3 Deewarein is composed of disparate elements that hang together as the movie takes you down the garden path. It focuses on three men, all convicted of murder, from different strata of life. The three men are interviewed by Chandrika (Juhi Chawla), a reporter making a documentary film about the experience of facing execution. Chandrika seems to approach these men with naïve sensitivity and a great deal of affection. Jaggu (Jackie Shroff) is wealthy, cosmopolitan, suave and poetic, but resigned to his capital sentence, and remorseful. He is accused of stabbing his knife upon suspicion she was having an affair. Nagya (Nagesh Kukunoor), a middle-class man, is presumed to have pushed his nagging wife off a curb and into oncoming traffic. Nagya is slight and sullen, vehement in professing both his own innocence and his belief in the system; he is sure that when his case goes to trial, justice will out.
The third man, Ishaan (Naseeruddin Shah), is the most breezy and fatalistic of the three. Ishaan shot and killed a bank clerk during a robbery gone wrong. He doesn't acknowledge any remorse, perhaps doesn't even acknowledge any responsibility for the killing. He is, while affable, thoroughly detached. This utter absence of connection doesn't stop Chandrika from apparently falling for him, and she helps him plan and pull off an escape from the prison on the eve of his execution.
I say “apparently” because Chandrika is not what she seems; 3 Deewarein's most interesting aspect is the shifting layers of deception between Chandrika and the rest of the world, as she perpetrates the falsehood of the documentary project and tries to convince her friends - perhaps even herself, for a while - that her marriage is happy. The movie's change of tone comes with the revelation of her true motivations, with respect to both the documentary and the marriage. Even in the shift from arty psychological study to gritty thriller, though, 3 Deewarein retains a focus on performance. There is a limit to how consistent the characters can remain through such a transition. Chandrika's reaction to her husband's emotional abuse – a long-delayed reaction, a pressure-cooker release after what seems to be years of submissive toleration – is the first sign of what lies beneath the surface of this mild, seemingly unsophisticated woman. It is also a disproportionate reaction, hinting that Chandrika is not merely savvier than she seems, but possibly also unhinged.

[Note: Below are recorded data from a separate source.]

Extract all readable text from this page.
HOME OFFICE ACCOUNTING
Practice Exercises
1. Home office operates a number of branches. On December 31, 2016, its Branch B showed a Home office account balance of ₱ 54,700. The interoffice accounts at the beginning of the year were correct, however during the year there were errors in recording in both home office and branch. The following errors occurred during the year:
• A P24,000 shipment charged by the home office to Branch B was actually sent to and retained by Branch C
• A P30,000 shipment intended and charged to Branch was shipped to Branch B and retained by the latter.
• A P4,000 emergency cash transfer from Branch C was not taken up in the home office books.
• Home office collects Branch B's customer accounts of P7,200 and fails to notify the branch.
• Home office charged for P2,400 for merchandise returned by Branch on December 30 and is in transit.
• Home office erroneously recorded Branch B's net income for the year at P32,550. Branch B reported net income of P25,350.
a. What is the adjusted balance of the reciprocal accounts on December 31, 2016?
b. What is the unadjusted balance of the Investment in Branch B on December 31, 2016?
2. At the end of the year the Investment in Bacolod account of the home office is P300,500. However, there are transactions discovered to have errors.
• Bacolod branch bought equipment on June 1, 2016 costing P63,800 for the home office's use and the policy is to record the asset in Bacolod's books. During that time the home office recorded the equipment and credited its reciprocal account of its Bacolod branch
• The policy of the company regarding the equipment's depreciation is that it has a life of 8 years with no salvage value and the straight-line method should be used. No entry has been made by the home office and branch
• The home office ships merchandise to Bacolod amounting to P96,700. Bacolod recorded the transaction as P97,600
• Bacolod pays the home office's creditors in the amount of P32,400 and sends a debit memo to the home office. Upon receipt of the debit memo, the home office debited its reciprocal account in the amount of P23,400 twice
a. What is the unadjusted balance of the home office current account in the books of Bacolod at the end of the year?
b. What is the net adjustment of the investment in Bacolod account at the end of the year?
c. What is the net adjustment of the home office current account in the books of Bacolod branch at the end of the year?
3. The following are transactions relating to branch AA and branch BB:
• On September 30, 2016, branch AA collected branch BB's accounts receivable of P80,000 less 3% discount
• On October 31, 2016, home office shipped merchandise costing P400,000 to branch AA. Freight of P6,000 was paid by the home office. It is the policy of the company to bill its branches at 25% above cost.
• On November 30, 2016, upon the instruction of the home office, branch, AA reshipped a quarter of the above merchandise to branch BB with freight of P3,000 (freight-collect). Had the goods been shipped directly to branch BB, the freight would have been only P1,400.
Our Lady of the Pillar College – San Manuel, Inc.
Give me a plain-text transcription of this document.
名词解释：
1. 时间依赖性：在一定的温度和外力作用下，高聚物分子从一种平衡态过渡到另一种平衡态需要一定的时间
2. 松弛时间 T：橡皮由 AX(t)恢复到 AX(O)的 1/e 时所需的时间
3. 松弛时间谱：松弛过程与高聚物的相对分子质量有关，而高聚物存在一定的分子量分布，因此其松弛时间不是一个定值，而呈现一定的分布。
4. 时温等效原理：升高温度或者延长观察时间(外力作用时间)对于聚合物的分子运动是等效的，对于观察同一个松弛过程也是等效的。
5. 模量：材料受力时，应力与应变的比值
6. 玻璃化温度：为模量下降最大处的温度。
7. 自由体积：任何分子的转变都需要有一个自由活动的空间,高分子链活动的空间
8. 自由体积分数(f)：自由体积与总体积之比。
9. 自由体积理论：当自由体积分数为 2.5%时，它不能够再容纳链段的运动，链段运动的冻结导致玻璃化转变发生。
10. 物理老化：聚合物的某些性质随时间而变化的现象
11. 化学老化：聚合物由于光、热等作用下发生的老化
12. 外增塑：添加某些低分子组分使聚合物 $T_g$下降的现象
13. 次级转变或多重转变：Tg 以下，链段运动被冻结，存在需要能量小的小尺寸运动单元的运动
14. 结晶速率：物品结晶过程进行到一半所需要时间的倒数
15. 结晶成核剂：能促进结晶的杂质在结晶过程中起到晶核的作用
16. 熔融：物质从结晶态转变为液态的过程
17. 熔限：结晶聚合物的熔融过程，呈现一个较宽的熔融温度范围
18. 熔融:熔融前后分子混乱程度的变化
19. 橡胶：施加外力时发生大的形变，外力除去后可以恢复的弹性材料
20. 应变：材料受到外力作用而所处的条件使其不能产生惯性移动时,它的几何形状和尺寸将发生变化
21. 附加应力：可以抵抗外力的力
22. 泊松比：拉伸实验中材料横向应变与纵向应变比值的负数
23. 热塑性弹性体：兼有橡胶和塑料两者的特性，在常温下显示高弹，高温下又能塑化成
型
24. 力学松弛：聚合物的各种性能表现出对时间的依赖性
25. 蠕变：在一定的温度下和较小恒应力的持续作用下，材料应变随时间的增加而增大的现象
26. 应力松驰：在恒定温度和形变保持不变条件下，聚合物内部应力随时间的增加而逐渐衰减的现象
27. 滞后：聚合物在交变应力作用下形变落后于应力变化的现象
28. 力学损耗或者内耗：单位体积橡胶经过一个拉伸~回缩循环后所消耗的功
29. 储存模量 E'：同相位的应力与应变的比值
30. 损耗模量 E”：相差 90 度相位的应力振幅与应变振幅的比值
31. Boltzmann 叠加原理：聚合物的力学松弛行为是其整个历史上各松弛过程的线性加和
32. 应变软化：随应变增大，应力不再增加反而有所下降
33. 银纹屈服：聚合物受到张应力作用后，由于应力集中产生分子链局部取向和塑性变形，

That is a lot of range to demand out of an actor, and Juhi Chawla is up to the task, adding a touch of masala in the film's final third that contributes to the tonal transition. Though she comes right up to the ledge, Chawla never completely goes over the top, and this touch of restraint even when the script, and her character, come unglued is what makes the film hers; the mild, deferential version of Chandrika risks getting lost in the drama of the murderers' stories. The other actors are mostly understated and less rangy; Nagesh Kukunoor focuses his own character in the space of sullen defiance, and Jackie Shroff carries his remorse very effectively in his heavy body, in drooped shoulders and a faraway gaze. Only Naseeruddin Shah seems to have phoned it in, rendering the same charming rogue he has offered so frequently of late, in the Ishqiya films and Nagesh Kukunoor's Iqbal and even in 7 Khoon Maaf. That it isn't Shah's rangiest or most challenging performance, however, doesn't make it less entertaining to watch; the charm of that character works just as well on the audience as it does on those around him. And the film's climax shows that while that kind of charisma can help a man like Ishaan talk himself out of scrapes, it doesn't provide more than a superficial shield from the terrible consequences of his bad actions.